O presidente da comissão explicou que convidou Lugovoi e Kovtun para prestar depoimento via videoconferência, mas as autoridades russas já descartaram qualquer colaboração com a investigação.

Provocação política

O jornal britânico Daily Telegraph informou no final de semana que as comunicações entre Londres e Moscou interceptadas pela Agência de Segurança Nacional dos Estados Unidos apontavam para a  participação do Estado russo no crime.

O advogado que representa a família de Litvinenko relatou nesta terça-feira outras tentativas anteriores de acabar com sua vida.

Por sua vez, Putin rejeita as acusações como uma "provocação política".

Há outras teorias sobre quem poderia tê-lo matado, porque trabalhou com outros países europeus como a Itália e a Espanha em investigações sobre a máfia.

A investigação não resultará em nenhuma condenação.
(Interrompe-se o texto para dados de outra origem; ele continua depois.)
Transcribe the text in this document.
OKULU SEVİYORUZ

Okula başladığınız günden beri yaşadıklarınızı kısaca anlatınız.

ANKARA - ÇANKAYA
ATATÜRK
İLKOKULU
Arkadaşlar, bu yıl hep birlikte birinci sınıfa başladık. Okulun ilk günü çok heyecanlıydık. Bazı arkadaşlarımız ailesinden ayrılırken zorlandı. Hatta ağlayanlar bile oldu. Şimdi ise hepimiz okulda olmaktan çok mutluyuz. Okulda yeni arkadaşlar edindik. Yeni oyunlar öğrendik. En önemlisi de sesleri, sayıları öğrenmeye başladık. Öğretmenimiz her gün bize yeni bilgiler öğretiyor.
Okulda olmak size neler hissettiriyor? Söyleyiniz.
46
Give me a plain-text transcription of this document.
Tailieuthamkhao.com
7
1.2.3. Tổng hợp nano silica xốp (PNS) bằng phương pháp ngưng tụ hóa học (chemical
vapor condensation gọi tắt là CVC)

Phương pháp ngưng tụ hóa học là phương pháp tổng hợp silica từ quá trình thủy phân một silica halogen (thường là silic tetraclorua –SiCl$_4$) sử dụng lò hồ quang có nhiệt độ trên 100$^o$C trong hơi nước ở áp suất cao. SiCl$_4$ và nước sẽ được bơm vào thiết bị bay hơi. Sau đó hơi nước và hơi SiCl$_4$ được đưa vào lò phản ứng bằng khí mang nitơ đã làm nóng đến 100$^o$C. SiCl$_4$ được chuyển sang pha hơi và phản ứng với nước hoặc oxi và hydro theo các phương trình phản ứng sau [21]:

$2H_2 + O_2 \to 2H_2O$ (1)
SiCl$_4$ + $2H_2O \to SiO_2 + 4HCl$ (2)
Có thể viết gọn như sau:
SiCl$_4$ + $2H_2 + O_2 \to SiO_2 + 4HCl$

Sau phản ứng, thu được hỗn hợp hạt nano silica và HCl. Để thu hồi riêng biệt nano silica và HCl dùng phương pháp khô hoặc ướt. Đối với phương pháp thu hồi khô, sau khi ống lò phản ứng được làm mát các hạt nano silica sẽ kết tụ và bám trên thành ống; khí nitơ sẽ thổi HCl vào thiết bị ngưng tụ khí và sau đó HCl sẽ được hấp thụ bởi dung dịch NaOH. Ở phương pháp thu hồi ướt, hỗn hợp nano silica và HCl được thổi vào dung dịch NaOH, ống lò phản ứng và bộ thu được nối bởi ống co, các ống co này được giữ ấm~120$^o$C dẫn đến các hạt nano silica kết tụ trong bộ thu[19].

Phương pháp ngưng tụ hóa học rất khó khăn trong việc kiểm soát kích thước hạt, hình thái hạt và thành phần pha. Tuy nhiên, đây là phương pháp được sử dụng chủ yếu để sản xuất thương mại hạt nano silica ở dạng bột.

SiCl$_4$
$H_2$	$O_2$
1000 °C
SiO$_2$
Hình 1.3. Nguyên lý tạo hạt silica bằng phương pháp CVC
Sob a lei britânica, estas investigações se limitam a estabelecer os fatos e torná-los públicos.

Defesa do nome


A Grã-Bretanha anunciou a abertura da investigação em julho de 2014, poucos dias após a explosão de um avião de passageiros da Malásia enquanto sobrevoava o leste da Ucrânia - uma tragédia atribuída à participação da Rússia no conflito na região.

Marina Litvinenko declarou à AFP que a investigação era o mínimo que poderia esperar, porque a Rússia se recusou a aceitar pedidos de extradição de Lugovoi e Kovtun.

"Foi a última coisa que poderia fazer por ele", disse à AFP em uma entrevista. "Eu tenho que defender o seu nome e memória".

Litvinenko era um veterano da guerra na Chechênia (1994-1996) que havia servido na KGB durante a era soviética e, em seguida, a sua agência sucessora, a FSB.

Em 1998, ele e outros agentes da FSB acusaram em uma coletiva de imprensa em Moscou a agência de um complô para matar Boris Berezovsky, um oligarca que ajudou Putin a chegar ao poder, mas que mais tarde se voltou contra ele.

Litvinenko foi julgado por abuso de poder e compra de explosivos, e, embora tenha sido absolvido em 1999, fugiu da Rússia com um passaporte falso.

Mais tarde foi julgado e condenado à revelia por várias acusações  que sua família acredita terem sido inventadas para silenciá-lo.

Litvinenko recebeu asilo na Grã-Bretanha e mais tarde tornou-se um cidadão britânico.